This preprint says that giving solid organ transplant patients a fourth booster increases antibody levels. I have to wonder when it stops: do we give them five? six? twenty? when the rest of the world is clamoring for their first?
This study found that there were three cases of myocarditis per 100K COVID-19 vaccinations, compared to eleven cases of myocarditis per 100K cases of COVID-19 disease.
This study from Qatar says that Sinopharm isn’t as good as AZ, Pfizer, and Moderna, though they worded it a bit more politely.
This preprint says that people who got a vaccination are ~6x more likely to get an infection than people who had a previous COVID-19 infection, and ~7x more likely to get a symptomatic infection.
Addendum: Someone pointed out a potential flaw: people who had already been infected were probably less likely to go get tested on re-infection. “Oh, I already had COVID, so it must be something else.” There’s also a question of survivorship bias: the people who survived a COVID infection will of course be more robust than those who died.
This article reports that antibody levels don’t really drop much in people who got Johnson & Johnson vaccines after six months. However, giving a booster increased antibody levels 9x — at least in the 17 people they looked at.
I’m seeing some chatter on Twitter about how people forging vaccination cards might be fucking with the studies on vaccine effectiveness over time. If there are a significant number of unvaccinated people in the “vaccinated” groups, that will mess things up. This will be less likely in countries with socialized health care (*cough* not the USA *cough*), but we countries with public health care are still vulnerable to bad decisions made because of studies elsewhere.
This preprint says that having a longer (8-12 weeks) interval between dose1 and dose2 is better than a shorter (3-4 weeks) interval.
This article says that the Director of the US National Institute of Health doesn’t think we’ll see vaccines approved for the under 12 year-olds until the end of the year.
This preprint says that based on their modelling, weekly screening would reduce cases in schools by a lot.

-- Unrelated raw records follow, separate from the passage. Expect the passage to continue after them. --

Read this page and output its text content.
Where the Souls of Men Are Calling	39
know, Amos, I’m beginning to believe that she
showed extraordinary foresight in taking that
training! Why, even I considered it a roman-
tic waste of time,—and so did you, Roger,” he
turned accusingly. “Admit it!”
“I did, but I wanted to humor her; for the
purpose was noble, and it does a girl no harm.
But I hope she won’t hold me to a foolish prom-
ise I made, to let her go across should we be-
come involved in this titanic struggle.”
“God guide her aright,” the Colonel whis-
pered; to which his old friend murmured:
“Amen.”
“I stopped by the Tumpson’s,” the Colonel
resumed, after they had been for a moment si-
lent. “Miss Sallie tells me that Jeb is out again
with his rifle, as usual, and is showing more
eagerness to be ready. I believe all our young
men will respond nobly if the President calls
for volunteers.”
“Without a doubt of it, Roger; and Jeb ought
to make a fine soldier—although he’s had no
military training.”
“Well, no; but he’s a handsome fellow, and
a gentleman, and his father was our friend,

UBC faculty apparently aren’t happy about the lack of a vaccine mandate for students.
This article reports that patients who have COVID-19 when they get surgery are 50% more likely to get venous thromboembolism blood clots afterwards.
This preprint says that there are protein markers in bronchial fluid pulled from Long COVID patients that indicate ongoing cellular damage in the lungs. These markers were much higher at 3 months post-infection than at 1 year post-infection, which says that they did finally get at least somewhat better.
OMG how did I miss this study in June? In England, they did a very large electronic health care records search and found that the chance of having functionally limiting symptoms at 12 weeks ranged from 1.2% of COVID cases for 20-year-olds and increased pretty linearly to 4.8% for 63 year-olds. They found that the chance of having any symptoms (not just debilitating ones) for 12 weeks was 7.8% for 20 year-olds and 17% for 58 year-olds, if I understand their wording correctly.
They found a 50% increased risk from being female, 46% from having poor mental health, 62% from having poor physical health. Asthma and being overweight were also risks, but the risk was stronger in the shorter term (like 4 weeks) than for 12 weeks.
This article talks about vaccines waning, yes or no.
This article talks about trying to vaccinate in conflict zones.